From these disparate tales, it is tempting to suggest, as journalists and Professor Miller claim, that we are losing our grip on reality thanks to all this time spent handcuffed to our laptops. Perhaps we’ve also become more heartless thanks to the atomizing effects of the online age? A more compelling explanation often heard is that the bottom-feeders and emotionally damaged have merely flocked to certain websites so that they can harm each other in ever more attention-grabbing ways. The notion of cyberspace as a haven for maladjusted, self-absorbed attention-seekers is predominant in popular culture, even appearing as the running gag on a Californication episode entitled “LOL.” But whether or not the Internet has created a planet of webtarded attention-whores who’d happily cheer on a blogged suicide is a fairly complex chicken-or-the-egg issue.

In the case of Abraham Biggs Jr.’s suicide, some onlookers attempted to talk him out of doing it while others cheered him on. And some watchers notified a moderator, who helped police identify Biggs’s location. This behavior isn’t very different from a crowd beneath a man threatening to jump on a ledge, where a few jerk-offs may strike up a “Jump!” chant while other good Samaritans alert the authorities. By offering a vacuous v-logged rewrite of her hero Chuck Palahniuk’s latest novella Snuff, 90DayJane found she was just feeding the sex-and-death obsession of the culture she’d hoped to critique with her self-described “art project.” The cult of instant gratification predates the appearance of the Internet and is probably hardwired into everyone growing up in a technologically advanced consumer culture (“If we don’t see that chick’s rack in T-minus fifteen seconds, I’m changin’ the effin’ channel!”). All of the free infotainment constantly at our fingertips in the online age has only increased our lack of patience. Frankly, I couldn’t have sat through 90DayJane’s Blog of A Thousand Cringes if she’d promised to dip her naked body in an egg wash, cover herself in Panko flour, and hop in an enormous vat of boiling oil on Day 90, doing away with herself and creating a yummy blogger-fritter in one fell swoop. Perhaps if she’d chosen “9DayJane” as her nom de plume, I could’ve stuck it out.

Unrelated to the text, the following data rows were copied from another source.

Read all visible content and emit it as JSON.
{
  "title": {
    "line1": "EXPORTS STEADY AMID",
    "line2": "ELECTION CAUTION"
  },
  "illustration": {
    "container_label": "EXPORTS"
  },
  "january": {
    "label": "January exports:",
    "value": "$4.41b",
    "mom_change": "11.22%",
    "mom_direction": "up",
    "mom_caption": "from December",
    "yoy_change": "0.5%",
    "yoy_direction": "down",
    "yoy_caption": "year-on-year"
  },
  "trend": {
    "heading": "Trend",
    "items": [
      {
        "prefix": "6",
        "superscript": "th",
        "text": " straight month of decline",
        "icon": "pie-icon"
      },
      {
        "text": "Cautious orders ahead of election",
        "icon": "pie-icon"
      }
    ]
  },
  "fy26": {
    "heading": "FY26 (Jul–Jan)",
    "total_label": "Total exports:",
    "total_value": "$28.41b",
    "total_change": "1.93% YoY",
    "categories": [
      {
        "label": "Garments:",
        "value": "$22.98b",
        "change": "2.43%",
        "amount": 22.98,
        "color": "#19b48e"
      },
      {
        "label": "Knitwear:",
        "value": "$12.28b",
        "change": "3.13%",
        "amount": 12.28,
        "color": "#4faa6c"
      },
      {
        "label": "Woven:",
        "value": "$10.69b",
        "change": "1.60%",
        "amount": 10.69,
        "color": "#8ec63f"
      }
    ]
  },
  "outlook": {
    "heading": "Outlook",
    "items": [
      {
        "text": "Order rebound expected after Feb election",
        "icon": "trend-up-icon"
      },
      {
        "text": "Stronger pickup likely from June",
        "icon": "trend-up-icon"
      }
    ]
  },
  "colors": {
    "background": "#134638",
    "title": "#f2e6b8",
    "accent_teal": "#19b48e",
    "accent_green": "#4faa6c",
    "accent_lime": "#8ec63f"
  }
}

The online generation’s chance to become a microfamous Webtard or an Internet porn star is a shift in degree only. A certain percentage of girls with low self-esteem have always given up their body in exchange for attention (rarely as literally as 90DayJane claimed she would). There are other effects of growing up in the online age, overlooked by pundits who suggest it primarily causes the blurring of concepts like real vs. unreal and right vs. wrong. Teens may be forced to confront online ethical quandaries on a regular basis, but they have also developed the tools to settle questions about cyberspace morality faster than the rest of us, as Danah Boyd, a fellow at the Harvard Berkman Center for Internet & Society, points out in an MSN.com article entitled “When You Don’t Want to Be Facebook Friends.” On social networks, the boundaries are essentially the same as they are off-line. But identifying them is always easier than adhering to them.

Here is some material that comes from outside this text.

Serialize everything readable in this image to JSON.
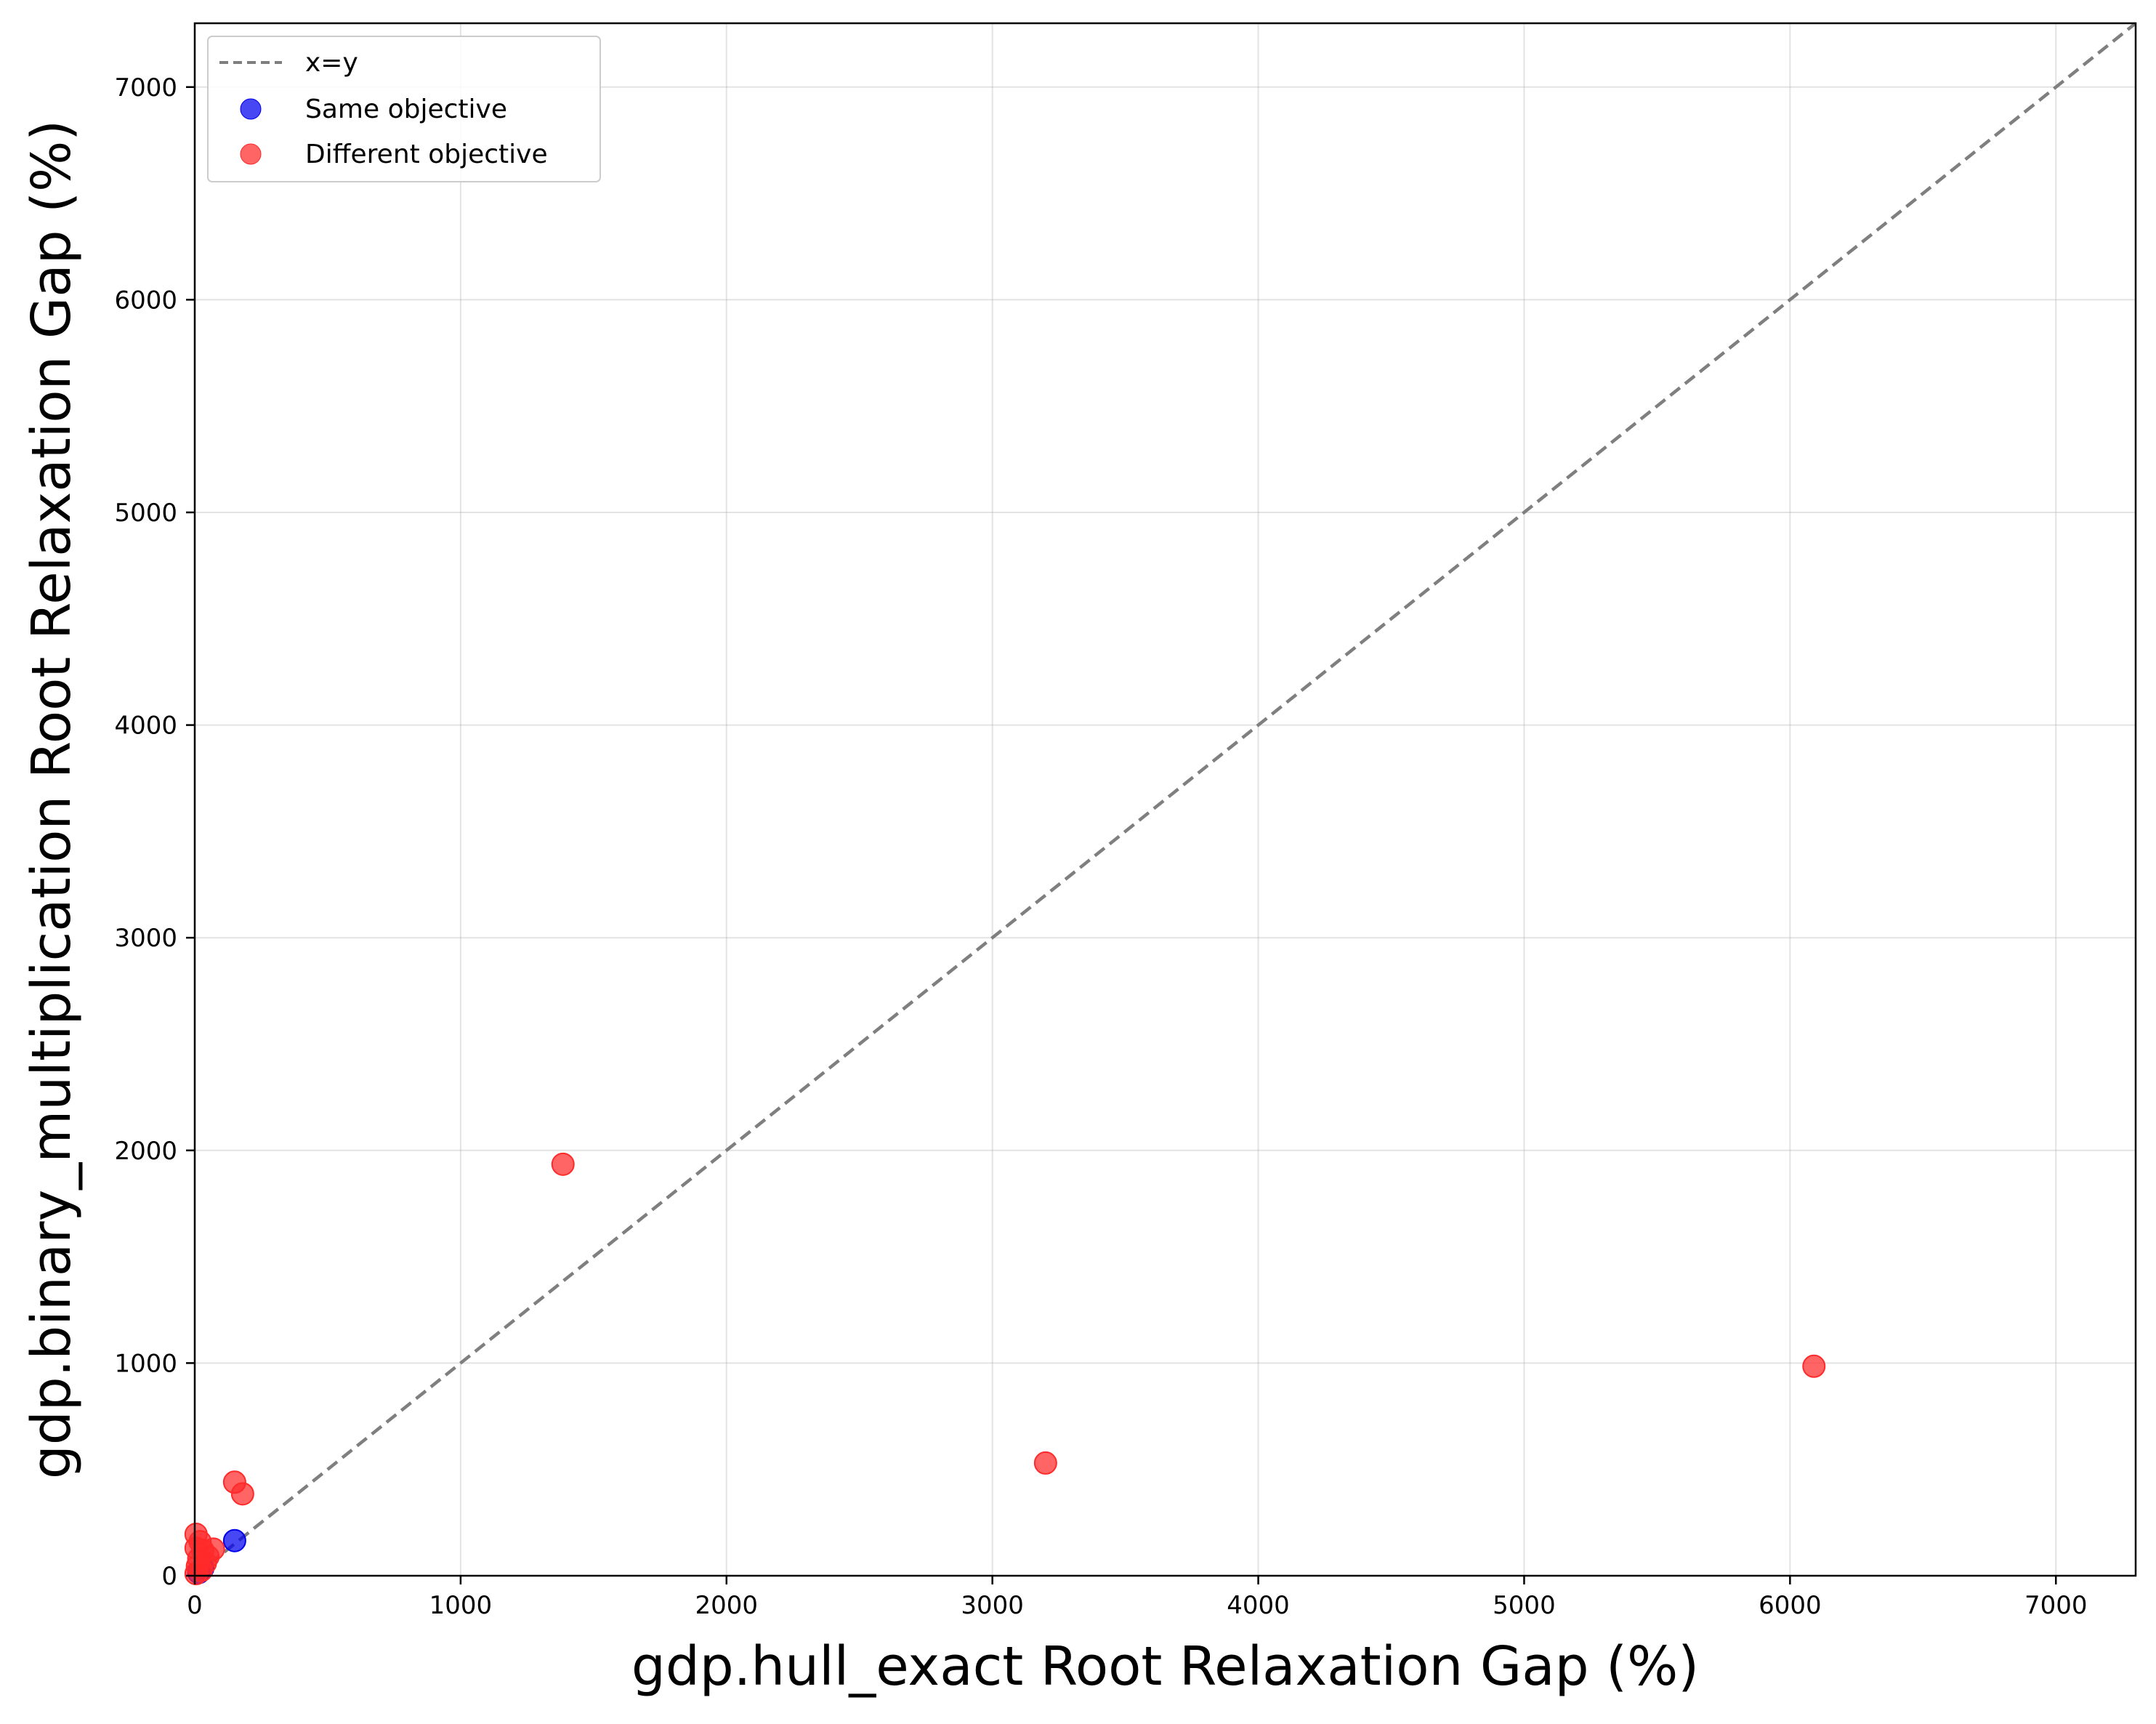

Most political philosophers argue that if there were no laws we’d have a “Hobbesian state,” i.e., might makes right. In the U.S., the courts have repeatedly held that Congress has little jurisdiction over the behavior of individuals in cyberspace and can only regulate E-commerce. This means there was nothing technically illegal about an obvious ethical violation like former Florida Congressman Mark Foley’s chat-sex with underage congressional pages. Besides the fact that the Internet is largely self-policing, it’s a friction-less environment, making it ideal for harming yourself before an audience or harming someone else without fear of repercussions. It always requires less courage to be an asshole online than it does face-to-face, and the cyber-Mark Foley in all of us is never far away. And I’m not saying that just because I commented on 90DayJane’s BlogSpot asking her to “show some titty” and am still desperately hoping Owen Wilson takes up blogging.